Thursday, April 12, 2007

The darkest hour...hasn't gotten here yet.

(Click to enlarge)

I downloaded this chart, to which I added the trendline. The trendline is quick and dirty, and actually makes a couple of overly optimistic presumptions: that the WWI-Great Depression-WWII deflation of home values didn't count, and that historically, since WWII, houses have actually been a tiny bit undervalued.

And the results, as you see, are still fairly dreadful.

Home prices have a long way to fall to reach equilibrium - somewhere in the neighborhood of 40% according to this trendline. In reality, it's probably more like 50+%. We can only hope that the artificially inflated values of homes will not fall as far as they really should - and I don't know right now how realistic an idea that is.

After reading this article today, I fear most of us who intended to rely on the equity in our house as a buffer against poverty in retirement and before will be sorely disappointed. St. Petersburg is a typical American metropolitan area.

Even a Realtor will tell you: Glut is huge - The "staggering" home inventory erases hope of a recovery in 2007. By James Thorner, Times Staff Writer Published April 6, 2007

To jump to the end, there is at least, minimum, an 18 month surplus of homes on the market. That means no more listings would have to appear for at least a year and a half to prevent home values from sliding further than the 2-10% they already have in various areas - and what is the likelihood of that? Zero-zip-nada.

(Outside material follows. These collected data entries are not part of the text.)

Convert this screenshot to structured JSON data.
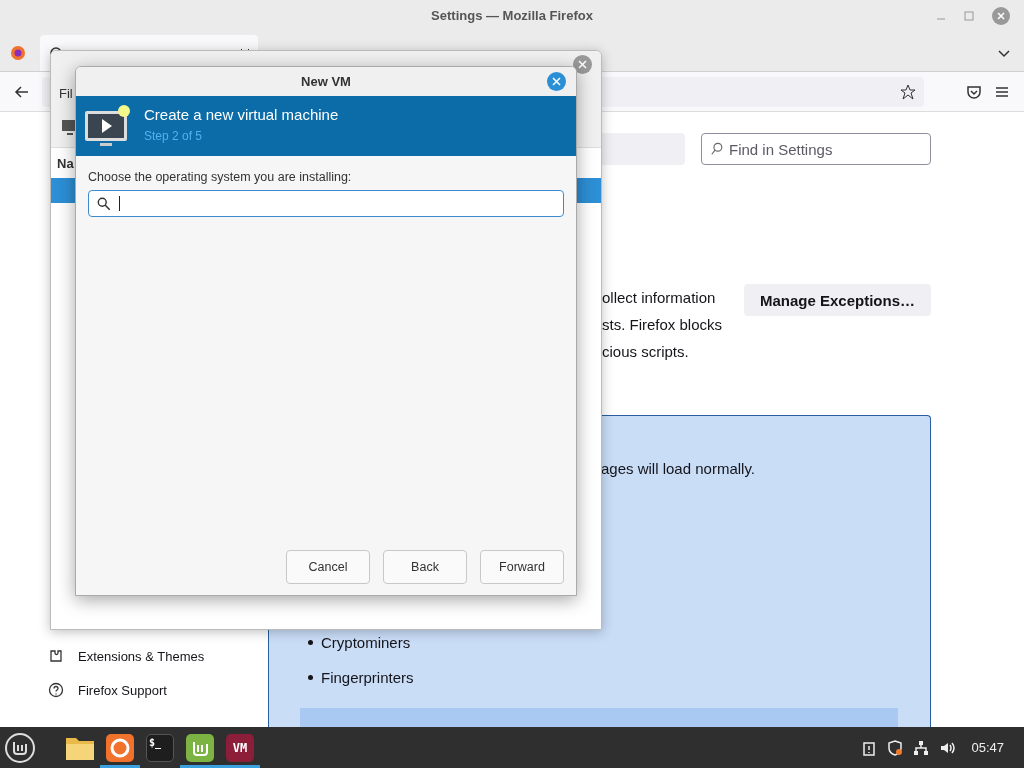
{
  "firefox": {
    "title": "Settings — Mozilla Firefox",
    "tabs": [
      {
        "selected": true
      }
    ],
    "search": {
      "placeholder": "Find in Settings"
    },
    "paragraph_lines": [
      "ollect information",
      "sts. Firefox blocks",
      "cious scripts."
    ],
    "manage_button": "Manage Exceptions…",
    "notice_line": "ages will load normally.",
    "blocked_list": [
      "Cryptominers",
      "Fingerprinters"
    ],
    "sidebar": [
      {
        "label": "Extensions & Themes",
        "kind": "extensions"
      },
      {
        "label": "Firefox Support",
        "kind": "support"
      }
    ]
  },
  "vmm": {
    "menu": [
      "Fil"
    ],
    "column_header": "Na"
  },
  "new_vm": {
    "title": "New VM",
    "header": {
      "title": "Create a new virtual machine",
      "step": "Step 2 of 5"
    },
    "prompt": "Choose the operating system you are installing:",
    "buttons": [
      {
        "label": "Cancel"
      },
      {
        "label": "Back"
      },
      {
        "label": "Forward"
      }
    ]
  },
  "taskbar": {
    "apps": [
      {
        "kind": "folder",
        "running": false
      },
      {
        "kind": "firefox",
        "running": true
      },
      {
        "kind": "terminal",
        "label": "$_",
        "running": false
      },
      {
        "kind": "mint",
        "running": true
      },
      {
        "kind": "vm",
        "label": "VM",
        "running": true
      }
    ],
    "tray": [
      {
        "kind": "clipboard"
      },
      {
        "kind": "shield"
      },
      {
        "kind": "network"
      },
      {
        "kind": "volume"
      }
    ],
    "clock": "05:47"
  }
}
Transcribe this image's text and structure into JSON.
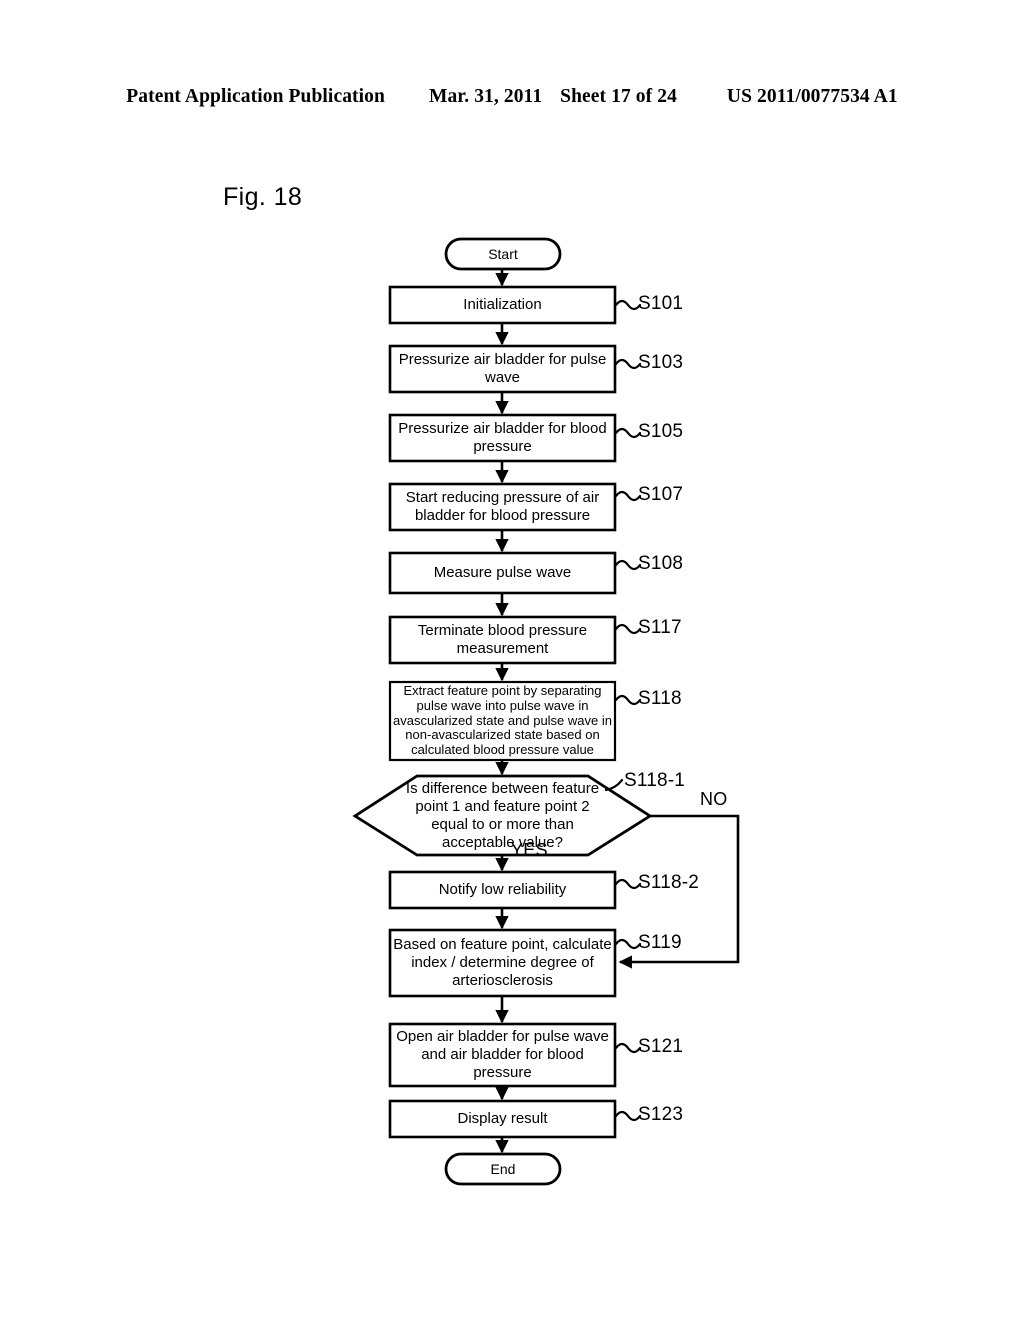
{
  "header": {
    "publication": "Patent Application Publication",
    "date": "Mar. 31, 2011",
    "sheet": "Sheet 17 of 24",
    "patent_number": "US 2011/0077534 A1"
  },
  "figure": {
    "label": "Fig. 18"
  },
  "flowchart": {
    "type": "flowchart",
    "orientation": "vertical",
    "start": {
      "text": "Start",
      "shape": "terminator"
    },
    "end": {
      "text": "End",
      "shape": "terminator"
    },
    "nodes": [
      {
        "id": "S101",
        "step": "S101",
        "shape": "process",
        "text": "Initialization",
        "lines": [
          "Initialization"
        ]
      },
      {
        "id": "S103",
        "step": "S103",
        "shape": "process",
        "text": "Pressurize air bladder for pulse wave",
        "lines": [
          "Pressurize air bladder for pulse",
          "wave"
        ]
      },
      {
        "id": "S105",
        "step": "S105",
        "shape": "process",
        "text": "Pressurize air bladder for blood pressure",
        "lines": [
          "Pressurize air bladder for blood",
          "pressure"
        ]
      },
      {
        "id": "S107",
        "step": "S107",
        "shape": "process",
        "text": "Start reducing pressure of air bladder for blood pressure",
        "lines": [
          "Start reducing pressure of air",
          "bladder for blood pressure"
        ]
      },
      {
        "id": "S108",
        "step": "S108",
        "shape": "process",
        "text": "Measure pulse wave",
        "lines": [
          "Measure pulse wave"
        ]
      },
      {
        "id": "S117",
        "step": "S117",
        "shape": "process",
        "text": "Terminate blood pressure measurement",
        "lines": [
          "Terminate blood pressure",
          "measurement"
        ]
      },
      {
        "id": "S118",
        "step": "S118",
        "shape": "process",
        "text": "Extract feature point by separating pulse wave into pulse wave in avascularized state and pulse wave in non-avascularized state based on calculated blood pressure value",
        "lines": [
          "Extract feature point by separating",
          "pulse wave into pulse wave in",
          "avascularized state and pulse wave in",
          "non-avascularized state based on",
          "calculated blood pressure value"
        ]
      },
      {
        "id": "S118-1",
        "step": "S118-1",
        "shape": "decision",
        "text": "Is difference between feature point 1 and feature point 2 equal to or more than acceptable value?",
        "lines": [
          "Is difference between feature",
          "point 1 and feature point 2 equal to",
          "or more than acceptable value?"
        ]
      },
      {
        "id": "S118-2",
        "step": "S118-2",
        "shape": "process",
        "text": "Notify low reliability",
        "lines": [
          "Notify low reliability"
        ]
      },
      {
        "id": "S119",
        "step": "S119",
        "shape": "process",
        "text": "Based on feature point, calculate index / determine degree of arteriosclerosis",
        "lines": [
          "Based on feature point, calculate",
          "index / determine degree of",
          "arteriosclerosis"
        ]
      },
      {
        "id": "S121",
        "step": "S121",
        "shape": "process",
        "text": "Open air bladder for pulse wave and air bladder for blood pressure",
        "lines": [
          "Open air bladder for pulse wave",
          "and air bladder for blood",
          "pressure"
        ]
      },
      {
        "id": "S123",
        "step": "S123",
        "shape": "process",
        "text": "Display result",
        "lines": [
          "Display result"
        ]
      }
    ],
    "branches": {
      "yes": "YES",
      "no": "NO"
    },
    "colors": {
      "line": "#000000",
      "background": "#ffffff",
      "text": "#000000"
    }
  }
}
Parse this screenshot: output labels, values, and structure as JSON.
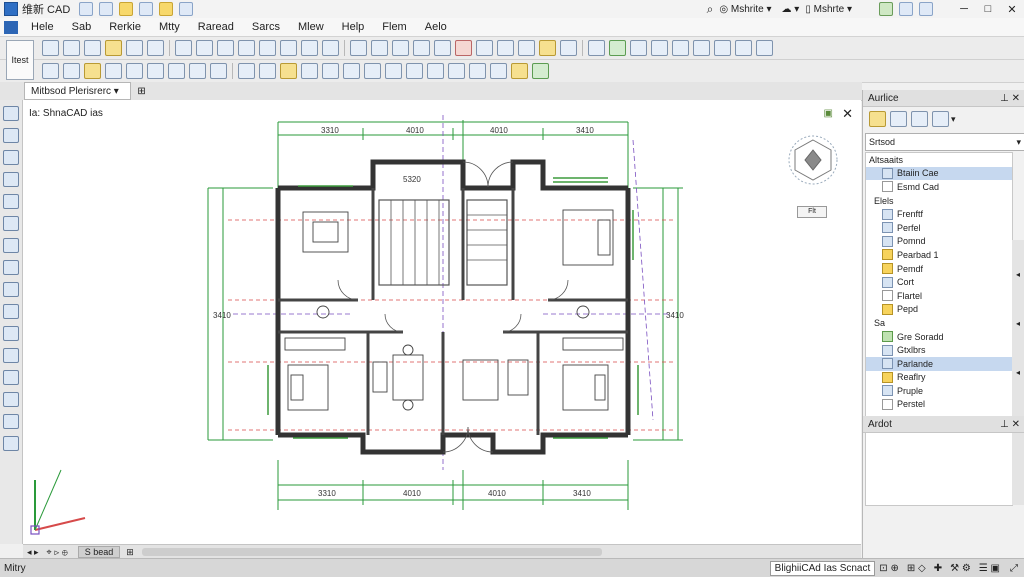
{
  "window": {
    "title": "维新 CAD",
    "right_items": [
      "Mshrite",
      "Mshrte"
    ]
  },
  "menu": [
    "Hele",
    "Sab",
    "Rerkie",
    "Mtty",
    "Raread",
    "Sarcs",
    "Mlew",
    "Help",
    "Flem",
    "Aelo"
  ],
  "toolbar": {
    "large_button": "Itest"
  },
  "document": {
    "tab_label": "Mitbsod Plerisrerc",
    "view_label": "Ia: ShnaCAD ias",
    "nav_cube_label": "Flt"
  },
  "drawing": {
    "dim_top": [
      "3310",
      "4010",
      "4010",
      "3410"
    ],
    "dim_bottom": [
      "3310",
      "4010",
      "4010",
      "3410"
    ],
    "dim_left": "3410",
    "dim_right": "3410",
    "room_label": "5320"
  },
  "model_bar": {
    "tab": "S bead"
  },
  "status_bar": {
    "left": "Mitry",
    "search": "BlighiiCAd Ias Scnact"
  },
  "right_panel": {
    "title": "Aurlice",
    "search_value": "Srtsod",
    "tree_root": "Altsaaits",
    "items": [
      {
        "label": "Btaiin Cae",
        "swatch": "b",
        "selected": true
      },
      {
        "label": "Esmd Cad",
        "swatch": "w",
        "selected": false
      },
      {
        "label": "Elels",
        "swatch": "",
        "selected": false
      },
      {
        "label": "Frenftf",
        "swatch": "b",
        "selected": false
      },
      {
        "label": "Perfel",
        "swatch": "b",
        "selected": false
      },
      {
        "label": "Pomnd",
        "swatch": "b",
        "selected": false
      },
      {
        "label": "Pearbad 1",
        "swatch": "y",
        "selected": false
      },
      {
        "label": "Pemdf",
        "swatch": "y",
        "selected": false
      },
      {
        "label": "Cort",
        "swatch": "b",
        "selected": false
      },
      {
        "label": "Flartel",
        "swatch": "w",
        "selected": false
      },
      {
        "label": "Pepd",
        "swatch": "y",
        "selected": false
      },
      {
        "label": "Sa",
        "swatch": "",
        "selected": false
      },
      {
        "label": "Gre Soradd",
        "swatch": "g",
        "selected": false
      },
      {
        "label": "Gtxlbrs",
        "swatch": "b",
        "selected": false
      },
      {
        "label": "Parlande",
        "swatch": "b",
        "selected": true
      },
      {
        "label": "Reaflry",
        "swatch": "y",
        "selected": false
      },
      {
        "label": "Pruple",
        "swatch": "b",
        "selected": false
      },
      {
        "label": "Perstel",
        "swatch": "w",
        "selected": false
      }
    ],
    "footer": "Ardot"
  }
}
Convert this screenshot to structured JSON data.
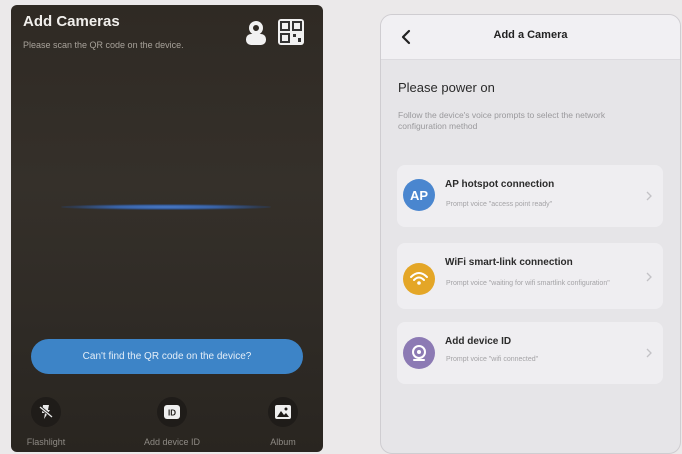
{
  "left_screen": {
    "title": "Add Cameras",
    "subtitle": "Please scan the QR code on the device.",
    "icons": {
      "person": "person-icon",
      "qr": "qr-code-icon"
    },
    "cant_find_button": "Can't find the QR code on the device?",
    "tools": [
      {
        "label": "Flashlight",
        "icon": "flashlight-off-icon"
      },
      {
        "label": "Add device ID",
        "icon": "id-icon"
      },
      {
        "label": "Album",
        "icon": "album-icon"
      }
    ],
    "colors": {
      "background": "#322d27",
      "button": "#3d84c7",
      "scan_line": "#4a7bc9"
    }
  },
  "right_screen": {
    "title": "Add a Camera",
    "back_icon": "chevron-left-icon",
    "heading": "Please power on",
    "description": "Follow the device's voice prompts to select the network configuration method",
    "options": [
      {
        "icon_text": "AP",
        "icon": "ap-icon",
        "title": "AP hotspot connection",
        "desc": "Prompt voice \"access point ready\"",
        "color": "#4a86cf"
      },
      {
        "icon": "wifi-icon",
        "title": "WiFi smart-link connection",
        "desc": "Prompt voice \"waiting for wifi smartlink configuration\"",
        "color": "#e4a627"
      },
      {
        "icon": "device-id-icon",
        "title": "Add device ID",
        "desc": "Prompt voice \"wifi connected\"",
        "color": "#8c7ab4"
      }
    ]
  }
}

The number of homes that will end up on the chopping block due to ARMs alone in the next 18 months will probably double the number of houses on the market, if not worse. That means in order to actually sell your house, you're going to have to come way, way, way down on the price because you have way, way, way too much competition.

Great if you can afford to, but can most people? No. Most people have little if any equity in their homes, and will have to either sell it for what they owe or walk away in bankruptcy. The latter is far more likely than the former, now isn't it, class?

And that certainly isn't going to help maintain current prices, is it?

The good news is that it has to stop somewhere, sooner or later. The bad news is that even people who don't have to move or sell will find that they owe about twice for their house what it's worth, and it will take a decade or two (or three?) for home prices to creep back up. Either the trendline has to move naturally forward (which will take a long time), or a new cycle of inflation will occur to artificially raise the prices back up. Neither prospect is a good one, class.

If you live in an area where the down-bust has not yet hit, I advise you to downsize immediately. But for most people it is too late. The market in their area is already pretty glutted and is only going to get worse. Their only option is to stay put and pray for job security. Or maybe take in boarders, if they have any spare rooms. Or something, I don't know what. I wouldn't count on being able to get a second or third job, either. But that's another post, class.